Peguei emprestada a citação do personagem Marcelo, da peça Hamlet, de Bill Shakespeare, para fazer uma adaptação para o título. Após a verbalização da suspeita de que o mau cheiro rondava o ambiente, o rei (Hamlet) fica transtornado e incapaz de entender o que se passa sob seus olhos e suas narinas, com o único intuito de agir contra os inimigos.

Este ignaro pode resumir a frase (dentro da peça), como um cheiro estranho e ruim que muitos sentiam, menos o Imperador. Bill bem que poderia ter substituído a Dinamarca por outro país ficcional ou colocar o seu próprio país na trama. Os dinamarqueses continuam ouvindo piadinhas e vendo gestos de pessoas tapando as narinas quando passam e – o pior – quem faz isso não sabe a origem da frase.
 
Vou para Istambul num dirigível que está no pensamento, que segue tranquilo pelo ar, sem turbulências. Lá, ouço a história contada no romance (1) de Orhan Pamuk, de um jovem que conheceu uma moça num casamento, ficou apaixonado e decidiu raptá-la (costume tolerado à época, desde que, mais na frente, o casamento fosse oficializado).

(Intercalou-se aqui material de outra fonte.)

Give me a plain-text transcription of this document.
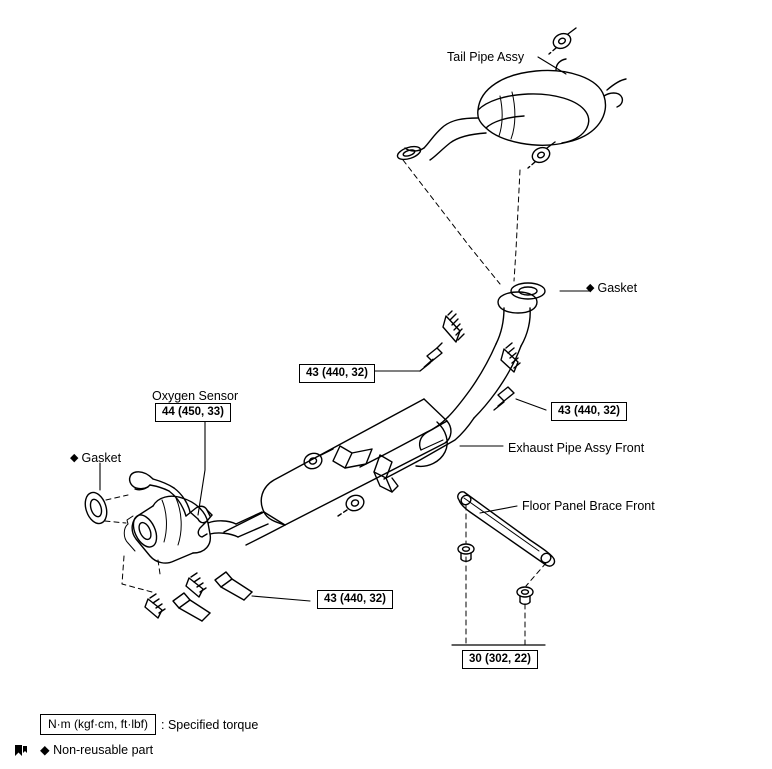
Tail Pipe Assy
◆ Gasket
Oxygen Sensor
◆ Gasket
Exhaust Pipe Assy Front
Floor Panel Brace Front
44 (450, 33)
43 (440, 32)
43 (440, 32)
43 (440, 32)
30 (302, 22)
N·m (kgf·cm, ft·lbf)	: Specified torque
◆ Non-reusable part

Antes, durante um bom tempo, tentou se comunicar com a moça através de cartas, que eram entregues por um primo. A moça não respondia. Decidido, marcou com a moça o dia e a hora para apanhá-la na casa dos pais. O rapto ocorreu numa noite chuvosa e quase tudo deu certo. Ainda no caminho para a estação ferroviária, descobriu que comprou gato por lebre: a moça que viera não era a escolhida, era a outra irmã. A história não acaba aí, porque entra em cena o primo “mensageiro”. A continuação fica para uma próxima.
 
Num trem imaginário, saio de Istambul e vou para a Eslováquia. Viagem longa para ver Rose Tinted Dreams (Sonhos Rosados), filmaço de Dusan Hanák, de 1976. Traz enredo romântico que se passa numa região daquele país, com a história de amor proibido entre o carteiro Jakub e a cigana Jolanka.  

Mais do que isso, mostra que a exclusão social e o preconceito são universais e atemporais. Um filme belíssimo, bem conduzido, com uma fotografia de primeira. Ouso dizer que (a) “Sonhos Rosados” é mais que um filme, é (b) “uma exploração poética do amor, da sociedade e das possibilidades de conexão humana” – independente de data ou lugar; (c) é um “Romeu e Julieta” (outra obra de Bill) moderno que se passa em terras eslovacas.
 
Viajei bastante tempo (entre o séc. IX e a década de 70, do séc. XX) e percorri mais de 20 mil quilômetros (façam as contas). Cheguei a pensar na possibilidade de estender até Cuzco (Peru), mas fui alertado sobre a altitude do local. Fica para a próxima. Ou não. Koniec (2).

(1)   “Uma Sensação estranha”, Orhan Pamuk, Companhia das Letras.
(2) Fim.

 

* Executivo do segmento shopping centers ([email protected])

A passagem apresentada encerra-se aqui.